2022/09/20 (公開:2022/09/15)

この記事を書いた人

渡邉遼太郎弁護士

弁護士 渡邉 遼太郎

東京八丁堀法律事務所

2015年弁護士登録(第二東京弁護士会所属)。経済産業省知的財産政策室や同省新規事業創造推進室での勤務経験を活かし、知的財産関連法務、データ・AI関連法務、スタートアップ・新規事業支援等に従事している。

この記事のまとめ

著作権法は、著作物を創作した者がもつ権利を保護するとともに、著作物の公正な利用を確保することで、文化の発展に貢献することを目的とする法律です。

主に、
✅著作者にはどのような権利が与えられるか
✅著作権等の権利が制限される場合はどのようなときか
✅著作権等が侵害された場合のルール
などについて定められています。

この記事では、著作権法の知識がない方にも基本から分かりやすく解説します。

著作権法とは

著作権法とは、著作物について、著作物を創作した者(以下「著作者」)と利用したい者との関係を調整するために定められた法律です。
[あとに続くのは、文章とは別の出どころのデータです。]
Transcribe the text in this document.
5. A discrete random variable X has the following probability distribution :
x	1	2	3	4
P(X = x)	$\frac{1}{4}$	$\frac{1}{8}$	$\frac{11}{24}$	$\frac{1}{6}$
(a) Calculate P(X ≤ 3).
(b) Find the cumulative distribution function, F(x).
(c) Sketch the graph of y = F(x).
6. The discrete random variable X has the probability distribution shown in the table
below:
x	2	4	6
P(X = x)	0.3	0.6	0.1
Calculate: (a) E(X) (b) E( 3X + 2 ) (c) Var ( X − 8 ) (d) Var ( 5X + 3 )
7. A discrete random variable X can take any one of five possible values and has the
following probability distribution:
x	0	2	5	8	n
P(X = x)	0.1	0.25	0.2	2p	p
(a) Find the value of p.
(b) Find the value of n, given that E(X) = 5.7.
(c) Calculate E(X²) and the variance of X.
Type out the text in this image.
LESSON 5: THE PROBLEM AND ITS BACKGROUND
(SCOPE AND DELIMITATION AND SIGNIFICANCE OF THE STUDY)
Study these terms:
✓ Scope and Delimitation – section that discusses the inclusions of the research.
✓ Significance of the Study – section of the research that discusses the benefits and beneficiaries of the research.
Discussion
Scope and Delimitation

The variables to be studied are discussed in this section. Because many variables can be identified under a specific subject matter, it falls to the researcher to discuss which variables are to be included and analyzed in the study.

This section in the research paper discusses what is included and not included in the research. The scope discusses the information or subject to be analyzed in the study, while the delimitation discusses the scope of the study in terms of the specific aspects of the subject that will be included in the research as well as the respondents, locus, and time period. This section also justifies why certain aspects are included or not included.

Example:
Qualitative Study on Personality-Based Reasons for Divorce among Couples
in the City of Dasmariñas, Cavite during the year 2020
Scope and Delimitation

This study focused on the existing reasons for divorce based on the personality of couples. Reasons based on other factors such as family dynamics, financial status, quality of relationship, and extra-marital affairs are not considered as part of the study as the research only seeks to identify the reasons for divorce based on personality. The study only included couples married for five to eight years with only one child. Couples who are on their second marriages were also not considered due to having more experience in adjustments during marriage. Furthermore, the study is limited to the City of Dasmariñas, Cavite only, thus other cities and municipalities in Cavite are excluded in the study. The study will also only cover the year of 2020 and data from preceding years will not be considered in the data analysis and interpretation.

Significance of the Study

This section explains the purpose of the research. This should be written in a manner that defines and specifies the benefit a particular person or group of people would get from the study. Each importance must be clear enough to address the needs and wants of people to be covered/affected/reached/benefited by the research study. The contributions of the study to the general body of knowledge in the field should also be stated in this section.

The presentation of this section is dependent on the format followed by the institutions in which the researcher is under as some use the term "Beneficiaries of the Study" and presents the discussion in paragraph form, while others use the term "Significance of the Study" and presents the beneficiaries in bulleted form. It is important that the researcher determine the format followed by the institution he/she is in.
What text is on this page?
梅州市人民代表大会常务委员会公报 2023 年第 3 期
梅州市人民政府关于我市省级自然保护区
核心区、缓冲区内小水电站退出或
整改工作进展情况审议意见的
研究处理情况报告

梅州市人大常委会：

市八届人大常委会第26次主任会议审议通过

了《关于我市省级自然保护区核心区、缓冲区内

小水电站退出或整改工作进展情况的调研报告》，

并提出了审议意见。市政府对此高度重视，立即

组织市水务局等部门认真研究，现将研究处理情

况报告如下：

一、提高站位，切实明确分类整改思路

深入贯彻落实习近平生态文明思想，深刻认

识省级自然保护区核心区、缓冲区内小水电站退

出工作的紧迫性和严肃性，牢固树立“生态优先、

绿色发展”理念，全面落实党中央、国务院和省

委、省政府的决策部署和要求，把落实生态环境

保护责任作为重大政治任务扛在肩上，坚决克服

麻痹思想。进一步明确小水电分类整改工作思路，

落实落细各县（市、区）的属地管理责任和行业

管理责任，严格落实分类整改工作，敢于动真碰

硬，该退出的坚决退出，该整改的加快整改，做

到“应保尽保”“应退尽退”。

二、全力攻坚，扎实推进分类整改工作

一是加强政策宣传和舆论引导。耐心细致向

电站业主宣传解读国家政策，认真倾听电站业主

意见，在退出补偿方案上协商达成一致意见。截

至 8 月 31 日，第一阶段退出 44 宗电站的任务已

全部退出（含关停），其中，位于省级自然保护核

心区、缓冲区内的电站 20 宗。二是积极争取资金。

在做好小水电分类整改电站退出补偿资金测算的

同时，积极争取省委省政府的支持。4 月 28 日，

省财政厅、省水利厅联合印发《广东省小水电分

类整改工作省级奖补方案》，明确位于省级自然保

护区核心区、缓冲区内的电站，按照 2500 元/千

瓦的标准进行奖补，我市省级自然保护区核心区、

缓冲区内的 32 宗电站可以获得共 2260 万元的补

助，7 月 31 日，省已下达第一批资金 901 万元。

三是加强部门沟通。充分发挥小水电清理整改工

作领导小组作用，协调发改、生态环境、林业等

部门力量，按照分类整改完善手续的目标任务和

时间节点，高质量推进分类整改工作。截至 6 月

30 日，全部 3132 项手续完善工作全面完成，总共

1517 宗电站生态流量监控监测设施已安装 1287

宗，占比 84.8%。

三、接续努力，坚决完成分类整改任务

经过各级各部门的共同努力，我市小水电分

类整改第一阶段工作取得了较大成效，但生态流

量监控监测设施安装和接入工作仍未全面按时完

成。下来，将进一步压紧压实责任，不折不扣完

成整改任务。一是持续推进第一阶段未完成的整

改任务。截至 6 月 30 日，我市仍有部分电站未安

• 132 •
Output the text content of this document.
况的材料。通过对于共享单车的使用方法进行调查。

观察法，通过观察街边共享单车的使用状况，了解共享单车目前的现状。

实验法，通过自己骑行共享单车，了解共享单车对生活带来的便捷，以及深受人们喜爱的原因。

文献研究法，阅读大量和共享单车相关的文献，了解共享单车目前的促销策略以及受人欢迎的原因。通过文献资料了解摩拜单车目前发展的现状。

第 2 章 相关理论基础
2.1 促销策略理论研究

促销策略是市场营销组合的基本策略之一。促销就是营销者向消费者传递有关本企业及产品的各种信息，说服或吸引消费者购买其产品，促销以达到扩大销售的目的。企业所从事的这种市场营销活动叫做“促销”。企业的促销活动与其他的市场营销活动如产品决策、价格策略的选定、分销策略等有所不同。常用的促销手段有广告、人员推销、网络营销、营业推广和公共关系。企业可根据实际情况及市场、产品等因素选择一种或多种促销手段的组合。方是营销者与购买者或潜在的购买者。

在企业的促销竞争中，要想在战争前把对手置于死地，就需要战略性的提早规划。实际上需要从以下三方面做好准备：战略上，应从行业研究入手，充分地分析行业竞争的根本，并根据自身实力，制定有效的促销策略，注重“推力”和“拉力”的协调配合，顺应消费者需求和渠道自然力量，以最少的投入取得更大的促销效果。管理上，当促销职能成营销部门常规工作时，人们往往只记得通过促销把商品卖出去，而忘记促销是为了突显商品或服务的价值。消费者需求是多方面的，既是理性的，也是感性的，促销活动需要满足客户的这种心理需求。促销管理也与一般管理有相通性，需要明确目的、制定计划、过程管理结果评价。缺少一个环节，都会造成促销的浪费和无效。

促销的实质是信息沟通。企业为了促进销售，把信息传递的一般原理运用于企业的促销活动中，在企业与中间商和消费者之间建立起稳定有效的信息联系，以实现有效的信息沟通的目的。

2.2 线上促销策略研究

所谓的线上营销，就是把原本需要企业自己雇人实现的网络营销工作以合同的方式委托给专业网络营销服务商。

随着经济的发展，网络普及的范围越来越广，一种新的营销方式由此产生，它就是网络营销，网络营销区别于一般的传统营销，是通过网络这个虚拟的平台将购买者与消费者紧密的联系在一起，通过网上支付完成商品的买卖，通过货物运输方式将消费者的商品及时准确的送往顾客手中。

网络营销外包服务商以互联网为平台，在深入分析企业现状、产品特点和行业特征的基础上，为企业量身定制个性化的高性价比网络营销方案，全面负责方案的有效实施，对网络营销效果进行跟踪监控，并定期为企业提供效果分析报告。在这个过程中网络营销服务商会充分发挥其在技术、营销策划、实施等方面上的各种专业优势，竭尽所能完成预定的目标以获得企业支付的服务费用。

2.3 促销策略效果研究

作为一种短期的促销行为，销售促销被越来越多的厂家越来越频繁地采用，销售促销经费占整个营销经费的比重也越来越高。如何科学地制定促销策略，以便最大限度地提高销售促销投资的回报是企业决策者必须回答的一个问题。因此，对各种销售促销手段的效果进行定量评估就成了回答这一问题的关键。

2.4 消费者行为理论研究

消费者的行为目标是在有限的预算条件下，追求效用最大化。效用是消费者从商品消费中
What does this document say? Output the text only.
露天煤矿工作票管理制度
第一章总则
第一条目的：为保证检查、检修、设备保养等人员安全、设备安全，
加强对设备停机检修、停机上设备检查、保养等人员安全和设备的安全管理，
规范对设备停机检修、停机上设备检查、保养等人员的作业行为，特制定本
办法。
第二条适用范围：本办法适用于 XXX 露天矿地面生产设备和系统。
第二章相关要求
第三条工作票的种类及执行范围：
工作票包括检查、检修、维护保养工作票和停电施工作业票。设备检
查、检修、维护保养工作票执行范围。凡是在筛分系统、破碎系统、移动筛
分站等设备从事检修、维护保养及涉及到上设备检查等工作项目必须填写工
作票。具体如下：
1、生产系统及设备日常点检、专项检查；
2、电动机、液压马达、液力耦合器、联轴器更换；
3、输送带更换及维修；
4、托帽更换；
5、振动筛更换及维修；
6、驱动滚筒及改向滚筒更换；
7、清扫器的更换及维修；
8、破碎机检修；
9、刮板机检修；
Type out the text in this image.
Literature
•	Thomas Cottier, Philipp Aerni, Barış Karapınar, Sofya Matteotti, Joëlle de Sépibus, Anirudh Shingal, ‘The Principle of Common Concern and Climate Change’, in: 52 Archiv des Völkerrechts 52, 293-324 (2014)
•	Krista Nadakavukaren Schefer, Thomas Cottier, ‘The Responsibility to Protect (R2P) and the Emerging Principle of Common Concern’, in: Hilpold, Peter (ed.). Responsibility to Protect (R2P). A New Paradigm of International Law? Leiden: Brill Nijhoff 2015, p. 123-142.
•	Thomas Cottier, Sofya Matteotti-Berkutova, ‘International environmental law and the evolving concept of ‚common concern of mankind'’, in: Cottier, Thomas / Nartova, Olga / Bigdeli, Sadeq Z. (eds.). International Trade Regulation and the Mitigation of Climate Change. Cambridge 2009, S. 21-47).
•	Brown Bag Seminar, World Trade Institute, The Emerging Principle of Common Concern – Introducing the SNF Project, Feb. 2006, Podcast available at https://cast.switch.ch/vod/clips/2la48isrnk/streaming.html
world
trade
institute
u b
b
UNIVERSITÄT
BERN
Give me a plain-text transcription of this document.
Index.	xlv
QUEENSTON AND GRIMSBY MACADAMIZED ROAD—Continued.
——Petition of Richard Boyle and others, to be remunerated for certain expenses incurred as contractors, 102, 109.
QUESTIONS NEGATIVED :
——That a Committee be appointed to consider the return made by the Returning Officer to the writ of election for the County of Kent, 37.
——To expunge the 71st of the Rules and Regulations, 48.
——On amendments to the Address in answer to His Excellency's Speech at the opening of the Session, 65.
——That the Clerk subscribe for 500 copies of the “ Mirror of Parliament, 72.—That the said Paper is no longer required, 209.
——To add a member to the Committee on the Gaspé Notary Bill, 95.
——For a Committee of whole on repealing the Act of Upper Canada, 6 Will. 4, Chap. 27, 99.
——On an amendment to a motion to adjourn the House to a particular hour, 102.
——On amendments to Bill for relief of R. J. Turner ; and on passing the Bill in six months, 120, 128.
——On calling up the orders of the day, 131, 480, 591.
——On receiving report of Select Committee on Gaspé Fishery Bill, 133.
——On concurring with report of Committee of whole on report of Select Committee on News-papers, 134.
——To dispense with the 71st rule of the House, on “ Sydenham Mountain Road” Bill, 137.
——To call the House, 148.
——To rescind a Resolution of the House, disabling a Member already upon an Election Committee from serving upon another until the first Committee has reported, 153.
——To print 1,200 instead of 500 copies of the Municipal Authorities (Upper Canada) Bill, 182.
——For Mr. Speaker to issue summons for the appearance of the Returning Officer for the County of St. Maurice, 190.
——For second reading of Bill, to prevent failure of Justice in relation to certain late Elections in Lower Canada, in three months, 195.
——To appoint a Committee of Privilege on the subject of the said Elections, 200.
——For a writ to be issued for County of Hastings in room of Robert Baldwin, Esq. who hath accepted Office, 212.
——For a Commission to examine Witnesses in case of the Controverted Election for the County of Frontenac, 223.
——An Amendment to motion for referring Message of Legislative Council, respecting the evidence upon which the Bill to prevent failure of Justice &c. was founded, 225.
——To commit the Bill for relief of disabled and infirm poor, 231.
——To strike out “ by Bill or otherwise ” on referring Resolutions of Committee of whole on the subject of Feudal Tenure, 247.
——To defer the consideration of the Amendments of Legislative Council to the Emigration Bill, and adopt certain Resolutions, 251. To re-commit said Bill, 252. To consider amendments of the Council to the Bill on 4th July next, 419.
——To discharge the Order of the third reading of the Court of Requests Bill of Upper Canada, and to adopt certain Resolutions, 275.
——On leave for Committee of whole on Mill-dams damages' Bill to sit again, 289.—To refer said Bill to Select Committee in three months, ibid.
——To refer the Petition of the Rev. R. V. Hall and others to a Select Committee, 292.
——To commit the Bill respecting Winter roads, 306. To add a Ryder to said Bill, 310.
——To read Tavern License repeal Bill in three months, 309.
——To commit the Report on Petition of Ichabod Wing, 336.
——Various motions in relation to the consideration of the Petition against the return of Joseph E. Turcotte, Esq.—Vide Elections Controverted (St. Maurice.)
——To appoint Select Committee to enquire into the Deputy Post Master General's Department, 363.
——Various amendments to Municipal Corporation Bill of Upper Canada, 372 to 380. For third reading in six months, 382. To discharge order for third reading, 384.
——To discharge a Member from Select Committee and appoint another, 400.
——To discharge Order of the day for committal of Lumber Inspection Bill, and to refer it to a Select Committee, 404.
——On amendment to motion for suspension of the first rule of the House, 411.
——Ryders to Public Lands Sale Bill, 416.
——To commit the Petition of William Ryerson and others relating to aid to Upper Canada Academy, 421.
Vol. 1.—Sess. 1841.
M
著作者は、著作物を創作したときから自動で著作権を取得でき(これを無方式主義といいます)、著作物の利用をコントロールすることができます。一方、知的財産法の仲間である特許法などは、権利を取得するには、特許庁の審査にパスすることが必要であり、この点が著作権法と異なります。

著作者に認められている権利は、以下のとおり、大きく2つに分類できます。

・著作者人格権…著作者の人格的な利益を保護するもの
  ├①公表権
  ├②氏名表示権
  └③同一性保持権

・著作権(著作財産権)…著作者の財産的な利益を保護するもの
  ├①複製権
  ├②上演権・演奏権
  ├③上映権
  ├④公衆送信権・公衆伝達権
  ├⑤口述権
  ├⑥展示権
  ├⑦頒布権
  ├⑧譲渡権
  ├⑨貸与権
  ├⑩翻訳権・翻案権等
  └⑪二次的著作物の利用に関する原著作者の権利

著作権法の目的

著作権法の目的は、著作者がもつ権利を保護するとともに、著作物の公正な利用を確保することで、文化の発展に貢献することです(著作権法1条)。

自分が創作したものについて、他人が勝手に利用できる状態になっていると、創作者の利益が侵害され、創作意欲が失われてしまいます。

漫画の海賊版サイトを例に考えてみましょう。海賊版サイトが自由に許される世界では、漫画家は自分の漫画を有料で販売し、海賊版サイトでは無料で読めるという状態になります。こうした場合、多くの人は、無料で読める海賊版サイトを利用するため、創作者である漫画家には利益が入らないことになります。その結果、漫画家は「書いても無駄だ」と創作意欲を失い、文化も発展しなくなってしまいます。

著作権法は、こういった事態に陥ることの防止を目的の一つとしているのです。


著作権法の保護対象となる「著作物」とは

まず、著作権法の保護の対象となる「著作物」について説明します。

著作物の要件

著作物とは、「思想又は感情を創作的に表現したものであつて、文芸、学術、美術又は音楽の範囲に属するもの」をいいます。(著作権法2条1項1号)

①思想又は感情を含むこと
②創作したものであること
③表現したものであること
④文芸、学術、美術又は音楽の範囲に属するものであること

の4つを満たすことが著作物の要件です。

著作権は、著作物が創作された時点で自動的に発生します(著作権法17条2項、51条)。以下、各要件について説明します。

①思想又は感情

まず、著作物といえるためには、著作者の何らかの「思想又は感情」が含まれている必要があります。「思想又は感情」は、表現者の何らかの考えや気持ちが表れていれば足りると考えられています。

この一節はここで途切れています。